20. Select columns D and E.

21.  Open the menu “Data” then the option “Sort” and a popup window will open.

22. Select Sort by “2007 Genes,” click the ascending option and the My list has… “header row” option.

23. Highlight all of the data in columns D and E and using the Hand tool move the data around o that the genes listed in column D match those listed in column B. The insert cell function can be used to shift the data down so that the genes match, it is found under the “Insert” menu and “Cells…” option with the “Shift cells down” option selected in the popup window.

24. Once all of the genes in columns B and D match select all of the columns A through E.

25. Open the menu “Data” then the option “Sort” and a popup window will open.
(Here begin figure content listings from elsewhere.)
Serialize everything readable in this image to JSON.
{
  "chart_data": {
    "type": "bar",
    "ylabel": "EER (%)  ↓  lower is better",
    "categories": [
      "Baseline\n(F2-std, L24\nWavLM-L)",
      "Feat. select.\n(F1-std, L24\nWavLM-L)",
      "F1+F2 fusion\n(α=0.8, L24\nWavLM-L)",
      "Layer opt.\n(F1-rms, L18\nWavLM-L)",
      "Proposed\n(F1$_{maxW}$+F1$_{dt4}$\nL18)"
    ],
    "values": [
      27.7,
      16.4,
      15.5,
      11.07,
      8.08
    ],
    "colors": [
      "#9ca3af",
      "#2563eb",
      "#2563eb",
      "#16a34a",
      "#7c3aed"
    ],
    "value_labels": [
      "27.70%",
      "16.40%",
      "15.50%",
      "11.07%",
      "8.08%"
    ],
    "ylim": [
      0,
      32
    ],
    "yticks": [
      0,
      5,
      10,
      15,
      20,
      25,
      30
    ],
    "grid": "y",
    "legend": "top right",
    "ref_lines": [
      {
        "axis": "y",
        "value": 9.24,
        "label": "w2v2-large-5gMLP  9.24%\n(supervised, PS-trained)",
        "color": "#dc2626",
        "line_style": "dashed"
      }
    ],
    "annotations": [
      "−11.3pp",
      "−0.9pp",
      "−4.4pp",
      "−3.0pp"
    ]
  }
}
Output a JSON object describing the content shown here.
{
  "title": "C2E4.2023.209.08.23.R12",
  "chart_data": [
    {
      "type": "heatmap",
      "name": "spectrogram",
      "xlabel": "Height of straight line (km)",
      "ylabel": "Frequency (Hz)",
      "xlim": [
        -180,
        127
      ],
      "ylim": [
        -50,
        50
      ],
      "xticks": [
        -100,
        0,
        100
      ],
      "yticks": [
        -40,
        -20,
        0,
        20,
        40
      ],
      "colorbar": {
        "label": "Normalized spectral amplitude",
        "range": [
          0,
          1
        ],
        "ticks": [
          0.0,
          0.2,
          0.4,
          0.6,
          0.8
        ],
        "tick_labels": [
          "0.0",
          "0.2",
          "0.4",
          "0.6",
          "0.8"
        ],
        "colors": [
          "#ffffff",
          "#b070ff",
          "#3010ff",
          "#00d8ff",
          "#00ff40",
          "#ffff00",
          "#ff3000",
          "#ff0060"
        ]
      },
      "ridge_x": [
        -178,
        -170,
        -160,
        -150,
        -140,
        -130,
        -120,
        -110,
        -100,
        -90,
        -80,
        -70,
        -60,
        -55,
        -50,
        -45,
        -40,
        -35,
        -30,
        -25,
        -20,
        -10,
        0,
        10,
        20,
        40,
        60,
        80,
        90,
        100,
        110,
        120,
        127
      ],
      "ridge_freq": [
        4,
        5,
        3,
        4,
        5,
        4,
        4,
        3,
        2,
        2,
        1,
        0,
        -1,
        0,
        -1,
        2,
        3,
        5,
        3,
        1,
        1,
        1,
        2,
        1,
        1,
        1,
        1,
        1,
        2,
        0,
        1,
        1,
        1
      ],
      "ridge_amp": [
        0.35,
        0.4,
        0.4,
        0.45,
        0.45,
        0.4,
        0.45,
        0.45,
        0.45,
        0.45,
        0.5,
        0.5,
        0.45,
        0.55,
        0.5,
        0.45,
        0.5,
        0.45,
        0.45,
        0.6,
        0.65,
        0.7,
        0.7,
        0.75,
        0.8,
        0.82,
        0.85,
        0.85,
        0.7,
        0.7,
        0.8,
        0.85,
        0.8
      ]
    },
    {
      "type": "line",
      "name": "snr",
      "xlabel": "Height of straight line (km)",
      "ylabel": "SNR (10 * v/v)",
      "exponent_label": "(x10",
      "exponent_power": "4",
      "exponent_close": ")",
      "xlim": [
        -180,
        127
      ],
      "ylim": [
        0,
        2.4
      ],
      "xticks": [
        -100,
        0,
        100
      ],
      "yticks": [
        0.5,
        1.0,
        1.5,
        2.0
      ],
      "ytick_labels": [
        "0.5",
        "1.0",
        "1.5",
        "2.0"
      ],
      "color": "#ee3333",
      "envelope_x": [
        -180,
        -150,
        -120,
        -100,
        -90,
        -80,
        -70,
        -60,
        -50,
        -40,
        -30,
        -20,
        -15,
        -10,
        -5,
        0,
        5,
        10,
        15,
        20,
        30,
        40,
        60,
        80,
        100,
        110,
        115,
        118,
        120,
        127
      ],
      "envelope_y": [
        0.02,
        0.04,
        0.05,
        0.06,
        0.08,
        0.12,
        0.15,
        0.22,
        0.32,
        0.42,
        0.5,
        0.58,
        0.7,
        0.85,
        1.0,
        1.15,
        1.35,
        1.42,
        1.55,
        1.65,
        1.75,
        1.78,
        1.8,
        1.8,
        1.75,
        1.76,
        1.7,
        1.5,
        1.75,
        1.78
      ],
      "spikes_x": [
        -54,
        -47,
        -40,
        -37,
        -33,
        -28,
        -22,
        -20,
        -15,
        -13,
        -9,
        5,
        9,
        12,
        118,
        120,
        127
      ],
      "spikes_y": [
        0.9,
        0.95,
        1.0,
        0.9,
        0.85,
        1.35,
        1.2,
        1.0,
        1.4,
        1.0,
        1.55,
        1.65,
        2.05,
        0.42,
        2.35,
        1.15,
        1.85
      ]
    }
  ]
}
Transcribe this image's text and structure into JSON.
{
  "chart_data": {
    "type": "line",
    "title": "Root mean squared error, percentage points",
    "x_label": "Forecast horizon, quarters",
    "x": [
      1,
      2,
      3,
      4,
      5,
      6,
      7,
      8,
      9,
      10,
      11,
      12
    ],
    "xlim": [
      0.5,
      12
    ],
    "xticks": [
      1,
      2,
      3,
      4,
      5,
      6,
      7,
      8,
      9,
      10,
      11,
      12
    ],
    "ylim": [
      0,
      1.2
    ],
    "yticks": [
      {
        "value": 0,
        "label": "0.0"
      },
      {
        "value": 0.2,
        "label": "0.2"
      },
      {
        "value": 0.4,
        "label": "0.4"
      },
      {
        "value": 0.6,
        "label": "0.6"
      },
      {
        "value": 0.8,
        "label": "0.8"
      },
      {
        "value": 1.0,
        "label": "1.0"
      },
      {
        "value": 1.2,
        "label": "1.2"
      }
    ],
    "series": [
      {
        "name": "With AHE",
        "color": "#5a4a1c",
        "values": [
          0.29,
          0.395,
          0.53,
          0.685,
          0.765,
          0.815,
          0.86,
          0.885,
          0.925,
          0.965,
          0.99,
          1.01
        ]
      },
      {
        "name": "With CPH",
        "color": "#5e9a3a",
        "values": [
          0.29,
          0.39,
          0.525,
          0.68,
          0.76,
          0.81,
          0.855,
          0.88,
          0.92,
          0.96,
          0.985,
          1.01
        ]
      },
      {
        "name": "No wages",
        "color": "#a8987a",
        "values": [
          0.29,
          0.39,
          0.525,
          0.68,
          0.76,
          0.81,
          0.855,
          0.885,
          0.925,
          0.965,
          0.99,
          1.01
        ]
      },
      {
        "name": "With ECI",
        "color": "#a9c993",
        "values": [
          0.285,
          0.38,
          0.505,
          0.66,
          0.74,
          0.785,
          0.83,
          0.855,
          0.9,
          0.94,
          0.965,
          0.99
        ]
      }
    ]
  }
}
26. Select Sort by “Column A,” click the ascending option and the My list has… “header row” option. The genes will now be in the same order for 2004 and 2007. 

27. Open a new workbook and copy columns A, B, C and E into it.

28. Save the new workbook as a “tab delimited text file” with the extension “.exp” and load the file into a MAGIC tool project.

Project #8 comparison of genes between 2004 and 2007 slide.

Figure A. Graph produced in Magic Tool comparing expression levels of YPL219W (Pho85p cyclin XIV) between slide 104 from 2004 and slide G5 from 2007. Three other relevant Pho85 genes were selected however results were not found for all grids. The genes not found were YER059W (Pho85 cyclin V), YGL134W (Pho85 cyclin VII), YGL215W (cyclin like protein that interacts with Pho85).